Ein schiefes, bitteres Lächeln spielte um seine Lippen. »Das eine schließt das andere nicht unbedingt aus, Gräfin.«
»Er hätte nicht dort sein sollen. Er ist nie als Soldat ausgebildet worden.«
»In einem Krieg wie diesem, Gräfin«, sagte Attis sehr leise, »gibt es keine Zivilisten. Nur Überlebende. Gute Menschen sterben, obwohl sie es nicht verdient haben. Oder vielleicht haben wir es alle verdient. Oder vielleicht niemand. Es spielt keine Rolle. Der Krieg hat keinen größeren Respekt vor Personen als der Tod.« Er schwieg einen Moment lang und sagte dann: »Er war mehr, als ich je gewesen bin. Er war ein guter Mann.«
Amara neigte den Kopf und blinzelte plötzliche Tränen fort. »Ja. Das war er.«
Attis hob schwach die Hand und gab ihr einen Wink. »Geh. Du hast viel zu tun.«
Die Vord erschienen etwa eine Viertelstunde, nachdem Amara aus der Halle des Wehrhofs ins Freie getreten war. Trompeten schmetterten. Legionares hielten sich bereit, während Pioniere eben damit fertig wurden, die Tore zu schließen, die in die Steine gewirkt worden waren. Nun bildete die Mauer eine einzige Fassade aus massivem Granit, die so poliert war, dass sie glänzte. Amara stand neben Bernard auf einem Turm, der die Mauer um zehn Fuß überragte. Verteidigungstürme waren in Abständen von hundert Schritt auf ganzer Länge der Mauer verteilt, die hier etwas weniger als drei Meilen lang war.

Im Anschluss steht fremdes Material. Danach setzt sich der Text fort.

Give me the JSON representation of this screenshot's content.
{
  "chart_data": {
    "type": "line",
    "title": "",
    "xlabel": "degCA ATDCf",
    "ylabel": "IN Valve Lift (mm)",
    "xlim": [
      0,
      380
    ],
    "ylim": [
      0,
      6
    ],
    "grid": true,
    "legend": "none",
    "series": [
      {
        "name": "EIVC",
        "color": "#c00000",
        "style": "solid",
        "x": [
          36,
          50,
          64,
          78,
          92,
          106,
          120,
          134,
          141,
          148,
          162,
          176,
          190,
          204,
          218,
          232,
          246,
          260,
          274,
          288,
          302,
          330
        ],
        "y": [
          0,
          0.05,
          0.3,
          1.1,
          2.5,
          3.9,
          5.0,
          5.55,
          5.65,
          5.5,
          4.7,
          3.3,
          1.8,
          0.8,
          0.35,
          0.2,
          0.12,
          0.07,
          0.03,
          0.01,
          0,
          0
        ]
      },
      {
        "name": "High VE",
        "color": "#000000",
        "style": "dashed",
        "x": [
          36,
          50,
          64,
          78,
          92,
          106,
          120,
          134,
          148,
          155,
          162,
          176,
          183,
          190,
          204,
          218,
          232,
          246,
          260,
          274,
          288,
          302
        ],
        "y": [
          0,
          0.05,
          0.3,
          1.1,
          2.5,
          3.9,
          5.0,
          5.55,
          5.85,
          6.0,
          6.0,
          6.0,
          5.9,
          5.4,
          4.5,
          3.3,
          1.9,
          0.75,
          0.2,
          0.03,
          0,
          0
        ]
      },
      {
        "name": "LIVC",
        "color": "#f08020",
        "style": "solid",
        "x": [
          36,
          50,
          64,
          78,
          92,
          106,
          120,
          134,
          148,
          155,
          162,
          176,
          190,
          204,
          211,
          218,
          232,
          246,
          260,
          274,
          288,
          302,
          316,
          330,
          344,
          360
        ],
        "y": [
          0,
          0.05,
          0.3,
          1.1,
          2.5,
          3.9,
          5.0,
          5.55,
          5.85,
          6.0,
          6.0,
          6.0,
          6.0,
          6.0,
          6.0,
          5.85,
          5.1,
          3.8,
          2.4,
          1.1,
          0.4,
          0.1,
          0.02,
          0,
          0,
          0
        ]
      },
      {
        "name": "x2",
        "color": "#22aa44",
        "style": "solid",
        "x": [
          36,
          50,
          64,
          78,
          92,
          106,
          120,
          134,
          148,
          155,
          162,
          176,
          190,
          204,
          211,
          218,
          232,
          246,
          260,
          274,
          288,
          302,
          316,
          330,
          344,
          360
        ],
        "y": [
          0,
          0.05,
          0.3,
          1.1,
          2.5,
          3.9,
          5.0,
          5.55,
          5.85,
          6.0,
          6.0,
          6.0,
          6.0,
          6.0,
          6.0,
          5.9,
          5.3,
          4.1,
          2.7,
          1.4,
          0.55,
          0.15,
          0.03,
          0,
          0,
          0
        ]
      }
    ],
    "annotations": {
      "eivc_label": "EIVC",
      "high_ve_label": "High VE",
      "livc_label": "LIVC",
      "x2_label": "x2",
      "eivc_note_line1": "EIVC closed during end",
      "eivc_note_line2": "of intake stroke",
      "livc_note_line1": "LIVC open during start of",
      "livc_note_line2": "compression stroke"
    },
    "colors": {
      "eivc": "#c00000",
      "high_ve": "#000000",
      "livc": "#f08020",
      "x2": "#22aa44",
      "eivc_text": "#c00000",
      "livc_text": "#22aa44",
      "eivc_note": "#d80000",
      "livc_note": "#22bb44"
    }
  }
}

Ein Kurier landete auf dem Turm, wirbelte kurz eine kleine Windböe auf und salutierte. »Graf Calderon.«
Bernard wandte den Blick nicht von dem Feld vor ihnen ab. »Erstatte Bericht.«
Der junge Mann stand da und blinzelte unsicher.
Amara seufzte und winkte ihn heran. Er trat zögerlich ein paar Schritte näher.
»So«, sagte Amara, als er an der Windbarriere vorbei war, die sie aufrechterhielt, um zu verhindern, dass Bernards Befehle von feindlichen Elementarwirkern überwacht wurden. »Kannst du uns jetzt hören?«
»Oh«, sagte der Kurier und wurde rot. »Ja, gnädige Gräfin.«
»Erstatte Bericht«, sagte Bernard genau im selben Ton wie zuvor.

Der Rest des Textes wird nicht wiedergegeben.